Lawrence of Arabia aired on local public television last weekend, and I persuaded the household to watch it with me. Even though I’d only seen the film once before on television in the late 70s, it made a lasting impression, and I was very excited to watch it on a larger and more proportional screen. (I still hope to see it in the theater some day.) Just like the first time, I fell hopelessly in love with the desert and was transported by Peter O’Toole’s performance.
My fellow viewers thought the film could have used some editing, that some of the sequences were too long. Though I see their point, I don’t necessarily agree. Some of their response corresponds to a change in cinematic expectations over the years: audiences today want the film to give them a sense of the place and get on with the action. Lawrence of Arabia doesn’t work that way. The desert is not the setting — it is the most important character in the film.
The first half of the film is a love letter to the desert, but even those long, slow pans can only hint at something so vast, complex, inscrutable, and achingly beautiful.
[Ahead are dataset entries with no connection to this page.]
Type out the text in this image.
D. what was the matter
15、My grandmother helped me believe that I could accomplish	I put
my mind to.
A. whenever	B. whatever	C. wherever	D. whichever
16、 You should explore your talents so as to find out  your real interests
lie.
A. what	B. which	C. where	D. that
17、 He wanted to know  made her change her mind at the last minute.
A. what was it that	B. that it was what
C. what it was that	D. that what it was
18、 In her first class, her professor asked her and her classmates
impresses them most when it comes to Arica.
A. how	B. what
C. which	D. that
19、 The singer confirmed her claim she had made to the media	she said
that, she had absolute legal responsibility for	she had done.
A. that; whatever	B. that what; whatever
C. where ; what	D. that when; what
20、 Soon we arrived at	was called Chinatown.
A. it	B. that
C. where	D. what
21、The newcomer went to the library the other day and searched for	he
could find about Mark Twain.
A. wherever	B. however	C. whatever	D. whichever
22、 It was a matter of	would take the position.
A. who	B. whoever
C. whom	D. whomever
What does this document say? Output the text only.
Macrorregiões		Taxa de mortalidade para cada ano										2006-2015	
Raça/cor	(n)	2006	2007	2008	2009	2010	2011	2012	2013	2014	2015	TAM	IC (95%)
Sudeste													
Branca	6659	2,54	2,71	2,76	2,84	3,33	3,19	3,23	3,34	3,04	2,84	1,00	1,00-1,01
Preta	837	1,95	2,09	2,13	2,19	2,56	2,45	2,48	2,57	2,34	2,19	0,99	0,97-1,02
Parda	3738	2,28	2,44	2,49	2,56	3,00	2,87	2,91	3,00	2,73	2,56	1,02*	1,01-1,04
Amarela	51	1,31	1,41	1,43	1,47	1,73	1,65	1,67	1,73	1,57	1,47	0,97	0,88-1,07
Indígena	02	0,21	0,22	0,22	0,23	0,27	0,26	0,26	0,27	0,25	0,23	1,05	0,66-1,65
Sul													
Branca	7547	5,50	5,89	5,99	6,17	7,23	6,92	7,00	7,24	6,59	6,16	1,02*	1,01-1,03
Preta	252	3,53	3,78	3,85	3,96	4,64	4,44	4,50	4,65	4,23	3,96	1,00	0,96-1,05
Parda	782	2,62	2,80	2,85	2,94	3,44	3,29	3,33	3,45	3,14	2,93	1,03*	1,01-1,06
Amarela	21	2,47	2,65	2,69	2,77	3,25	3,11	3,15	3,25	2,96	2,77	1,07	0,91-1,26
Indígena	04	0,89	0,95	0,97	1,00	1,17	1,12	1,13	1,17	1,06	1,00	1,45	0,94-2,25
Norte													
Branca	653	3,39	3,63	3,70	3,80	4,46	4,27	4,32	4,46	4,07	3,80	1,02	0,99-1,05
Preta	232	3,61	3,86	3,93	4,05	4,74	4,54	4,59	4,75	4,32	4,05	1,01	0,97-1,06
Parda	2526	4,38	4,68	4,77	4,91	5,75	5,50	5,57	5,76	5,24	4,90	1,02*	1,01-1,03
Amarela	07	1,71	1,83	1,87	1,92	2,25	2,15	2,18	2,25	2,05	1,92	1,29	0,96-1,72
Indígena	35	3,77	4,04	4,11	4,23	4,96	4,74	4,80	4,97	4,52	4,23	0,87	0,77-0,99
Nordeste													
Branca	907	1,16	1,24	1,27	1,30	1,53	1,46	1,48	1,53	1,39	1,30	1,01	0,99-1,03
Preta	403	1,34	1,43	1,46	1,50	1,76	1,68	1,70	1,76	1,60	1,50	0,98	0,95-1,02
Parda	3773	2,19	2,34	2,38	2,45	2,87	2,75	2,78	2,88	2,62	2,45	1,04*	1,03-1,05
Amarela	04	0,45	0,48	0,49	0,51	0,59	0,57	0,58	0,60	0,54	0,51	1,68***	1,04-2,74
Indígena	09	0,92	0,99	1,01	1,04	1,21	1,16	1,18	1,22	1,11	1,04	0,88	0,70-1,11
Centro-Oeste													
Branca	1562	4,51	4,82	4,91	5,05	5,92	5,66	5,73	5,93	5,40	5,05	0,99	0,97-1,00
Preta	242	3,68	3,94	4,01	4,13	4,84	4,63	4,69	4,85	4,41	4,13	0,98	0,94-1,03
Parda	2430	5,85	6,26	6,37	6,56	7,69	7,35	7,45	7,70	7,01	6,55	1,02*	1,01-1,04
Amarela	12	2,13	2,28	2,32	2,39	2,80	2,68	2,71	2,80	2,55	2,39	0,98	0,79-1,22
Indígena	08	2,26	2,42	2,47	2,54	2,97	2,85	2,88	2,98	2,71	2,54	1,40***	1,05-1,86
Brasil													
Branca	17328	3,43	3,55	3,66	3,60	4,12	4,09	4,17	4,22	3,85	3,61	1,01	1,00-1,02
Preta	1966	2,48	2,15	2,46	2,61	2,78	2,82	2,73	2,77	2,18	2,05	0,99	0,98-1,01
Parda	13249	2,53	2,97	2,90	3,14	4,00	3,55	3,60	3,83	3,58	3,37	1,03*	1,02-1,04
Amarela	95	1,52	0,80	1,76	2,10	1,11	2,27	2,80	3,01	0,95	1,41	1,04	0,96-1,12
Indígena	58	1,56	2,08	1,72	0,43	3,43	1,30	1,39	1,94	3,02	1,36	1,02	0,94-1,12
I reminded those watching with me that these scenes were filmed on location and not the results of special effects wizardry. The scale is too staggering to be grasped through briefer shots – the eye takes a moment to notice the tiny human figures and the mind still more moments to process the image as a whole.
The desert is the chief antagonist in the film, against whom all the other characters must contend, and against whom they stand in sharp relief. The desert is immense, and in that immensity often seems indifferent and harsh. It is not, however, the villain. That role falls to any number of characters who fail to act on a human scale, where fellow feeling is a human quality and indifference is a choice. Blaming someone else — the desert, the war, the empire — for one’s lack of human sympathy is the worst kind of villainy. Those who own both their actions and the consequences thereof, however unbearable, are the true heroes.
The tension of the film turns on Lawrence’s inner conflicts, and the battles he wins or loses are those within his soul. By the end, it is clear that he is no knight in shining armor, but it’s equally clear that he is no villain.
For those who get Kentucky public television, the film airs again tonight at 9:00 EST/8:00 CST.